When preparing molecular animations, a common challenge for modelers is being able to not only display molecular transformations (e.g., docking, conformational changes, molecular motion), but also to preserve these transformations as reproducible trajectories. Whether you’re preparing an educational presentation, documenting a simulation, or simply want to reproduce a visually validated scenario, being able to export atomic paths is very useful.
SAMSON’s Record Path animation provides a straightforward way to track and preserve atomic movements as they unfold during an animation. This blog post focuses on one specific yet important task: exporting the path once it has been recorded. By exporting the path, you basically create a new data object (a path node) inside your SAMSON document that can be viewed, manipulated, or reused across presentations.
When Does Exporting Make Sense?
Many users design animations that involve moving atoms using effects like Move atoms or Simulate. However, if the motion results in a trajectory worth keeping—or analyzing further—it is practical to export this path. It avoids having to replay or reproduce the original animation every time you want to revisit that motion.
Steps for Exporting a Recorded Path
Before exporting, make sure that a Record path animation has been added in the Animator and that the animation track displays as fully green. This green color signals that the atomic positions have been successfully recorded for each frame.
Once fully recorded, you can export the path in one of two ways:
- In the Inspector panel of the animation: click on Create path.
- Or directly in the Animator: Right-click on the Record path animation and select Create path.

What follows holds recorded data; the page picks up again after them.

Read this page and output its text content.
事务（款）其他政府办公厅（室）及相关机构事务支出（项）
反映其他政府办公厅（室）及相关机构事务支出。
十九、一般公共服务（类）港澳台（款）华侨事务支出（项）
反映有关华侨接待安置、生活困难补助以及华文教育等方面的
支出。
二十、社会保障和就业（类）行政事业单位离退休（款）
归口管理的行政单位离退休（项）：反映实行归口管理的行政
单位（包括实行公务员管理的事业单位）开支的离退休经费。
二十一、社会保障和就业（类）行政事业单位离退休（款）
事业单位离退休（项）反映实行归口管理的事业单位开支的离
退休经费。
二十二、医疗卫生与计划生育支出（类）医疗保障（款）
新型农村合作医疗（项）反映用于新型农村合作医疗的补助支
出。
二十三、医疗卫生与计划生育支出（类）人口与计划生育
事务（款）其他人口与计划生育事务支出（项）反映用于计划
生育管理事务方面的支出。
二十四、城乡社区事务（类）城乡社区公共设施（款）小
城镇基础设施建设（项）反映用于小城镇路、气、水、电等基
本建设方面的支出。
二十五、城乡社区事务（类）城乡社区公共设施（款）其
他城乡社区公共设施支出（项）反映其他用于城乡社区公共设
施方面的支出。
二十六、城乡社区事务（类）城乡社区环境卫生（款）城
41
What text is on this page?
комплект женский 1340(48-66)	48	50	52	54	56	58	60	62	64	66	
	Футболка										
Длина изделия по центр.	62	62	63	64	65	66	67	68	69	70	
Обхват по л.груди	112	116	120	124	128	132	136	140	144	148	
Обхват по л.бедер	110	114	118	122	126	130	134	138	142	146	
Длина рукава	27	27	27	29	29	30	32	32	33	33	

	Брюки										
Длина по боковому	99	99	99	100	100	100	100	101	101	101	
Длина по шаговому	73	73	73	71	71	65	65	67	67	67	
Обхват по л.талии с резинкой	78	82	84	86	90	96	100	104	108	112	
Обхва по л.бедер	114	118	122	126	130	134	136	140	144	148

This adds a Path node to your document, allowing you to reuse or examine the trajectory independently of the animation effects that generated it. For example, you may later choose to play this path in reverse, analyze its geometry, or combine it with other presentation layers.

Good to Know
Efficiency is important during presentation setup. If you are still building your animation sequence, or if the recorded path won’t change anymore, consider disabling the recording feature to save resources. This can be done via the Inspector or by right-clicking on the animation in the Animator and unchecking Enable recording. When disabled, the animation controller will appear darkened.
Also remember that SAMSON executes animation layers from top to bottom. For accurate recording, make sure Record path is placed below the animations that move atoms.
Wrapping Up
The ability to export recorded paths brings clarity and repeatability to molecular animations. It ensures that valuable molecular movements can be reused, shared, and inspected without relying solely on the original animation framework.